Quickly banning users is a faster way to moderate content, but it blocks out the negative without allowing for learning from mistakes. Intrinsic empathetic design actually helps youth become positive members of the community, even if it takes some learning to get there. It’s not just you knew what to say but you were able to help without being mean or sarcastic—intentionally or otherwise!

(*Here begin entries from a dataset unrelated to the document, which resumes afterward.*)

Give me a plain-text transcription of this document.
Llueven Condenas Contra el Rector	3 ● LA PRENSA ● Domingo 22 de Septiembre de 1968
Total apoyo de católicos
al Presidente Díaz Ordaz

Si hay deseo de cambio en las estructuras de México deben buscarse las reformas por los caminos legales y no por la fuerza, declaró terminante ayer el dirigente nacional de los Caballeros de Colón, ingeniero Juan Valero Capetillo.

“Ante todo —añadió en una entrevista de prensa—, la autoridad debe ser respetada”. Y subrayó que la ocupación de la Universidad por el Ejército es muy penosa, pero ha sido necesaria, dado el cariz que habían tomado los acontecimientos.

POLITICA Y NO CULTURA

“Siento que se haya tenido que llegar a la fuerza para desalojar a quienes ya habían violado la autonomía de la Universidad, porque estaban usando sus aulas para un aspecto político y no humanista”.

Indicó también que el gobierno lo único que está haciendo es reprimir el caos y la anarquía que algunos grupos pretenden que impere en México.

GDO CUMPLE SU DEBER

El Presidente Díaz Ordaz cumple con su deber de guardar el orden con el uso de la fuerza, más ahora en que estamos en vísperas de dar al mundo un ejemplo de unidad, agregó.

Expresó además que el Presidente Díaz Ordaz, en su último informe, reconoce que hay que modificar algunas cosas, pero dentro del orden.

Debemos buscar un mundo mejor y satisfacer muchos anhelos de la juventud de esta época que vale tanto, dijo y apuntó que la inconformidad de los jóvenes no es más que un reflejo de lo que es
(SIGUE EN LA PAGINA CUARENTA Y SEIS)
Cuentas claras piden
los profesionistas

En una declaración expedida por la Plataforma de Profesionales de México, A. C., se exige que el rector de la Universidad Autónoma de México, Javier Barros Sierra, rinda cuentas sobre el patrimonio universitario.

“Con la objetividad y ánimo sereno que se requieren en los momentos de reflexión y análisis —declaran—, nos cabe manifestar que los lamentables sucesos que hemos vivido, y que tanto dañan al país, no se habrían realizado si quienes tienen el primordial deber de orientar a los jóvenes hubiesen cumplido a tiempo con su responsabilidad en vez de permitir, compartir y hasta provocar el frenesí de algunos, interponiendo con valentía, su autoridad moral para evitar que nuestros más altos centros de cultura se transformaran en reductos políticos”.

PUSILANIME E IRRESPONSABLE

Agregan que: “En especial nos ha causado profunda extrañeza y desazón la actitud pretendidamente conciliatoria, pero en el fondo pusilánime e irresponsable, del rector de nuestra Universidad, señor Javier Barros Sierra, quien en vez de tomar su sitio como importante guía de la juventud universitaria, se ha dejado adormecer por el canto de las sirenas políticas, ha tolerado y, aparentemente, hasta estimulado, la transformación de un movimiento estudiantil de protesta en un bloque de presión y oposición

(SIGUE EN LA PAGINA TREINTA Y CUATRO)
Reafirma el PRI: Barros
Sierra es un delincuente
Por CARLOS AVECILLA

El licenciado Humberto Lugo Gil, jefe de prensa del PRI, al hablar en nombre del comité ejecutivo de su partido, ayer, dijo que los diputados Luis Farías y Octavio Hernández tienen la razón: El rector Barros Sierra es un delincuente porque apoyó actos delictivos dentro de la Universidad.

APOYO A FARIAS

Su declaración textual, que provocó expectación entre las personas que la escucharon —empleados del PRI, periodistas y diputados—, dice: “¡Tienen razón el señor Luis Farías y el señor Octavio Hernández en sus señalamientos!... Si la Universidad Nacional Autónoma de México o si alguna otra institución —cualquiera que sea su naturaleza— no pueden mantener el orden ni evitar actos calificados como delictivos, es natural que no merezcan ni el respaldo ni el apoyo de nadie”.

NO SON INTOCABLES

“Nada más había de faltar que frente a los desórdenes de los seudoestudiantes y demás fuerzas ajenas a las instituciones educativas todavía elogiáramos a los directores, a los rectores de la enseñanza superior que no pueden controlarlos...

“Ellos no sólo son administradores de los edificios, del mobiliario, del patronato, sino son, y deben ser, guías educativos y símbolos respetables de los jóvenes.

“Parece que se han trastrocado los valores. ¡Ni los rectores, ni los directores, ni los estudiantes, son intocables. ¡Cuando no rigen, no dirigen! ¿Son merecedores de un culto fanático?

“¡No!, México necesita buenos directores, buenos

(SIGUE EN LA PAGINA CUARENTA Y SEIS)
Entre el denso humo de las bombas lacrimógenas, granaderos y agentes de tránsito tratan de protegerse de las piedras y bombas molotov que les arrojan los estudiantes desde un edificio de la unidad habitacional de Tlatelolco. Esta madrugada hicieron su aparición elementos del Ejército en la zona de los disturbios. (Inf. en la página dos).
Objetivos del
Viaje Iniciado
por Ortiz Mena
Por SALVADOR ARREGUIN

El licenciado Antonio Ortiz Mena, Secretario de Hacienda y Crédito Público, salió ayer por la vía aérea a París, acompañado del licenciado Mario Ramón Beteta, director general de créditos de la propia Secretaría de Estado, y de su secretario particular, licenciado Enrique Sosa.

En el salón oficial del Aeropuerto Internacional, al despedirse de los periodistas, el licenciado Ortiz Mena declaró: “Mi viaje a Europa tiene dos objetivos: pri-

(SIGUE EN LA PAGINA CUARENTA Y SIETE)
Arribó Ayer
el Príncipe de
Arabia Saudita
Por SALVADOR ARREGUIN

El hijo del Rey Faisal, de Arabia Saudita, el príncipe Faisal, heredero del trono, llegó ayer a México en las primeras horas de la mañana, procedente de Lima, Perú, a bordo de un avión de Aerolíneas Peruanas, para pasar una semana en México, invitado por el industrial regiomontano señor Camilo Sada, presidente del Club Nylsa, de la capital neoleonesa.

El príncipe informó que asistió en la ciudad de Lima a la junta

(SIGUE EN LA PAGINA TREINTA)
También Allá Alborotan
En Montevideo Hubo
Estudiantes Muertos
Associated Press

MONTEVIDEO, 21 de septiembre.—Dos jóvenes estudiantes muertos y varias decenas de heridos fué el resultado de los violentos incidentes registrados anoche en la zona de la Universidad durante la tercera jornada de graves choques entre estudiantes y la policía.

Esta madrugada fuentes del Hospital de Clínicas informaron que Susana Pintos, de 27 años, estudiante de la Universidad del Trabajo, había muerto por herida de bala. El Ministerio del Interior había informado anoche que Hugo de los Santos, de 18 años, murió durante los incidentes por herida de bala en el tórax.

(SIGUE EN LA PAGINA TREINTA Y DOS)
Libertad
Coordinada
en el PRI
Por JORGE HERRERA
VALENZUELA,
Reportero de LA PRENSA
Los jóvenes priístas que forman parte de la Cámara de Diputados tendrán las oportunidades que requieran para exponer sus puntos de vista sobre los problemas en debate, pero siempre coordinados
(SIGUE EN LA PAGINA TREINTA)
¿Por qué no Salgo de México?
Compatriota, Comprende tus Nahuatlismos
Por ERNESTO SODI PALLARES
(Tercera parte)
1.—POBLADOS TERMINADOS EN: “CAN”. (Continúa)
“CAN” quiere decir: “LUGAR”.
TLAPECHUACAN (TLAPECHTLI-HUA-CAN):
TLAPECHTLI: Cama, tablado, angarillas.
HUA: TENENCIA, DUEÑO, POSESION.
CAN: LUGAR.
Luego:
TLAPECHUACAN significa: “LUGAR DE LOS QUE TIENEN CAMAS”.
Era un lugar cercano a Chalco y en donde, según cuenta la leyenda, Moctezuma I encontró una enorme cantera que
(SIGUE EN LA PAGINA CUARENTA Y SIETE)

Youth design is critical, AND it is a big commitment to do it well
Youth design is an imperative and there is no “done” with this type of mindset. The amount of young people that tell us they feel seen is powerful. For every complex subject that an adult on our team asks a young person to share their perspective on (like abortion), we hear that it’s staggeringly the first time they’ve been asked their opinion on the topic by an adult. What is real to them is changing, and what is important/ relevant is ever evolving.
We sometimes glorify (and oversimplify) youth design without realizing what it actually requires.Willingness to do things that you didn’t think were initially a great idea has become a constant mantra that selfsea reinforces. Youths’ POVs are valid and worth elevating, even if they sometimes change. Only then does our work become deeper, truly meaningful and authentic than simply introducing another social platform to the crowded hallways.